Chretien cites two specific traits that return to us-- hope and receptivity to the sudden appearance of what we cannot even anticipate. We hope again against what experience has taught us is impractical, if not impossible. "Hoping goes out to meet what it exceeds it by nature (and only hoping can do so, since it is purified)." "Its light precedes us, it already passes through us, for the very act of hoping for the unhoped for, and thus if hoping otherwise and wholly other than most people hope; this act is already unhoped for." (p. 105) "When it emerges, the unhoped for necessarily has a sudden and discontinuous character. It surprises, since it has not been foreseen, anticapted, contained in advance by our thoughts. It strikes like lightning, all at once." (p. 106) "What is seized, in a single blink of an eye, no amount of searching could enable them to expect. The instant of the gift brings together the unforgettable and the unhoped for in the gratuity of excess. To find without seeking is to let oneself find without having held the initiative. And letting oneself find is endless when it is God who does the finding." (p.113)

Experience teaches us. It gives us skills, mastery, the capacity to predict. It takes many years to accumulate and we honor it as "wisdom" and "maturity." But it is also slowly closes out openness to the "impossible" the "unexpected," which are God's speciality! Like cataracts, that also come with age sometimes, we no longer see God's world in its wonder, possibility, glory, hopefulness as God sees it, according to scripture.

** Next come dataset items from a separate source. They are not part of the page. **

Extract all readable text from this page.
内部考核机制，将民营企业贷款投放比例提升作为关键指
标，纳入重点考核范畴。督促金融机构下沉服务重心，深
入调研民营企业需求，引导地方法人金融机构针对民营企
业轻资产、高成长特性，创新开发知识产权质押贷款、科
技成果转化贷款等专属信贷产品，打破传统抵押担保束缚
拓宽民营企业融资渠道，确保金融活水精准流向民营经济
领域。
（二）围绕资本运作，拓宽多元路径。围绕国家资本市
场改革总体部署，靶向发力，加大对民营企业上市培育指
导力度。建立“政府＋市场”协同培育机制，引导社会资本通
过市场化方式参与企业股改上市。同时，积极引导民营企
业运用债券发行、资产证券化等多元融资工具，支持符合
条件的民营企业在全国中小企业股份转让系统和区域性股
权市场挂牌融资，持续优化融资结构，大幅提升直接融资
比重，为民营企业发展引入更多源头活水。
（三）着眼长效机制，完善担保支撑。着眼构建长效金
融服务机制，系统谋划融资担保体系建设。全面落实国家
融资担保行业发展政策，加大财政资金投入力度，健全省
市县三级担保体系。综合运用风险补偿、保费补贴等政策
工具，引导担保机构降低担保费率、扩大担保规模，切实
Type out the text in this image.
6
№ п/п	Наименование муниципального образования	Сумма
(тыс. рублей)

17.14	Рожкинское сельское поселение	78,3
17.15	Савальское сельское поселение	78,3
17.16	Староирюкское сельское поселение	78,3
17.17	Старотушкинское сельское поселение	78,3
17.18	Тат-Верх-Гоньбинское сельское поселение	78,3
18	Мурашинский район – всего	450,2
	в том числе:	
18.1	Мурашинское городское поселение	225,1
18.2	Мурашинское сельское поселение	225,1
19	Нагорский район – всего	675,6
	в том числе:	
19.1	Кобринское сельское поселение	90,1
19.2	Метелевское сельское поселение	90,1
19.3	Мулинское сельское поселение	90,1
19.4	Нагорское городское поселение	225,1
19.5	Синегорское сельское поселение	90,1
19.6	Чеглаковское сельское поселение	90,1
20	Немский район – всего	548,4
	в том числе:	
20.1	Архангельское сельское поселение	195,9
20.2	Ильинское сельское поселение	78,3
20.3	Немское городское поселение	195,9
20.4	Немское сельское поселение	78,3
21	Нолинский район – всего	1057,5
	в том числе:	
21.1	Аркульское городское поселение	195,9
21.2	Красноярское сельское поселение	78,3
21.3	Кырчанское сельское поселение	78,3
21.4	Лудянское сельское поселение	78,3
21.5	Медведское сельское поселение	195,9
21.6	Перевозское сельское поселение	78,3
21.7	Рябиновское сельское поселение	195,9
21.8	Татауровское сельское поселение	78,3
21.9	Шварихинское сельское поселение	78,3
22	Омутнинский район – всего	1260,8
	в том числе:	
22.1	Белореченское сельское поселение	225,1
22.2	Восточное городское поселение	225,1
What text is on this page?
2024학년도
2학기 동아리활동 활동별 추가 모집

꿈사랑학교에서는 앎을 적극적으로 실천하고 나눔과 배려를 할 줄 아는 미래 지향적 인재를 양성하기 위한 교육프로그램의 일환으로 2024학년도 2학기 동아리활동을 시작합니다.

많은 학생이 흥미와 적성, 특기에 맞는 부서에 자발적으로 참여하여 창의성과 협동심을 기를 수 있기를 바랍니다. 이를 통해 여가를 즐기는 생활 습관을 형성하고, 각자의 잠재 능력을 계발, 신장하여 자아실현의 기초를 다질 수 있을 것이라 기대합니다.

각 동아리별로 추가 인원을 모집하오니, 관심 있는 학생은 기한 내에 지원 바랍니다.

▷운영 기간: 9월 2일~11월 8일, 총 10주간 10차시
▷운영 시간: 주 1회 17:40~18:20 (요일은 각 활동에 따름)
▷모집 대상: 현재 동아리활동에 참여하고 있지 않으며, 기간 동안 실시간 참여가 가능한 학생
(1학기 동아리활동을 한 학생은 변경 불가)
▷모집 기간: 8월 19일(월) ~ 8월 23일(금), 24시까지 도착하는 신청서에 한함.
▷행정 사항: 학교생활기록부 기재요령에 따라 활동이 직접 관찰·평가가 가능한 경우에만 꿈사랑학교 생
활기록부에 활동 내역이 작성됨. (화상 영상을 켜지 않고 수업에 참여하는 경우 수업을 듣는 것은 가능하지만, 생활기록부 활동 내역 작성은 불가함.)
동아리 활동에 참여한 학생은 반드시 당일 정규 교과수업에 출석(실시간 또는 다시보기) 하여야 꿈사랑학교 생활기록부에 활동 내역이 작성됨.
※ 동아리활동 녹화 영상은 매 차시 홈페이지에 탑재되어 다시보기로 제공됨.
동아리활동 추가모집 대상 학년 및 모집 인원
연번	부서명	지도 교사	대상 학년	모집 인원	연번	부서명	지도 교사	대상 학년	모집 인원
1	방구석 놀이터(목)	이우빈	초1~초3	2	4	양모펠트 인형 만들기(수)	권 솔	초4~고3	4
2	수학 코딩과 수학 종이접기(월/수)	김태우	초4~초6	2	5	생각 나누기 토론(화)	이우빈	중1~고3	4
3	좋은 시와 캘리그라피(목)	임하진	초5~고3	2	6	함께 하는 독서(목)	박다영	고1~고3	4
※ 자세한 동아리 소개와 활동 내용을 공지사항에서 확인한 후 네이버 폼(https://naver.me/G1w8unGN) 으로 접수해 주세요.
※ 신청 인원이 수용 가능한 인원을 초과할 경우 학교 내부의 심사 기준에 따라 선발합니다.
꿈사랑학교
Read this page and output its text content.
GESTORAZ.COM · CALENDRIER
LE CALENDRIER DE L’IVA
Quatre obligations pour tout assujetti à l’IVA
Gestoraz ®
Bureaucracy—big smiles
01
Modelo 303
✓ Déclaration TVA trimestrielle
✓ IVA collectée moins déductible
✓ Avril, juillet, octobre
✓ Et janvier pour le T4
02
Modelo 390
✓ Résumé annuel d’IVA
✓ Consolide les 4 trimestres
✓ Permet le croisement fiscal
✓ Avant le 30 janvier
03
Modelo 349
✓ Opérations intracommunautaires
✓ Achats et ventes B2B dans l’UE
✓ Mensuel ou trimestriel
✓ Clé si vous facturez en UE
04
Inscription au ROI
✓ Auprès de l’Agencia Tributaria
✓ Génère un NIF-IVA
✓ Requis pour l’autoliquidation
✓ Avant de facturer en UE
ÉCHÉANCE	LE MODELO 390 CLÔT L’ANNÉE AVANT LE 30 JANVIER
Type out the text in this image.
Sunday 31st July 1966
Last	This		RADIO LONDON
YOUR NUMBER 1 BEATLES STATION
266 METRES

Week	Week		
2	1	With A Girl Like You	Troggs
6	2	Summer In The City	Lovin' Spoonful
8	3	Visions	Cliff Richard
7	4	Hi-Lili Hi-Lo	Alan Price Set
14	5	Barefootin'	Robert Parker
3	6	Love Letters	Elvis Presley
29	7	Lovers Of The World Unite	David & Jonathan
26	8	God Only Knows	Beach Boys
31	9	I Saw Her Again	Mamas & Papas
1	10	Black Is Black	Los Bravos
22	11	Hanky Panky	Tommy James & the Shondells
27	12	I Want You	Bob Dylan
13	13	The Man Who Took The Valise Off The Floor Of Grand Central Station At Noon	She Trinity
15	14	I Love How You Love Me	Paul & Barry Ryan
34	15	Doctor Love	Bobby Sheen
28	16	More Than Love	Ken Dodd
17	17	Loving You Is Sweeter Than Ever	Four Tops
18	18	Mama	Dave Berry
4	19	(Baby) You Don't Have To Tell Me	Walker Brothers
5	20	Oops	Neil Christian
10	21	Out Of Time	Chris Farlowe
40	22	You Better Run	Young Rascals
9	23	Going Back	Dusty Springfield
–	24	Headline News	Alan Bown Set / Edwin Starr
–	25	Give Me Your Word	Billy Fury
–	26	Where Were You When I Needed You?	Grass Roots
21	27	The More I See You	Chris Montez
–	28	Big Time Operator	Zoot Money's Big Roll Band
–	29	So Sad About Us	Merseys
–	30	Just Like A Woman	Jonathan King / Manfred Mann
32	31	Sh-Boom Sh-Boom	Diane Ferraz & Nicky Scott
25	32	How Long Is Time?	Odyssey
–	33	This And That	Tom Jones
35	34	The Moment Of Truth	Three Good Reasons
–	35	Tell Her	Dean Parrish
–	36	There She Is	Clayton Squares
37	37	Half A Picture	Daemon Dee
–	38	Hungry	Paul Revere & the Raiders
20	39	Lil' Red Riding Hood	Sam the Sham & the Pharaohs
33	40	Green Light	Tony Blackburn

Seeing the world the way God sees it, anything is possible again. Is this close to what Jesus wanted us to get when he said "Whoever does not receive the Kingdom of God as a little child will never never it." For to such "belongs" the reign of God. Expect the "unexpected" which we "forgotten" how to hope for because, with all that we "remember" we have "forgotten" God's view of creation, to which Jesus is "the exact imprint of God's very being."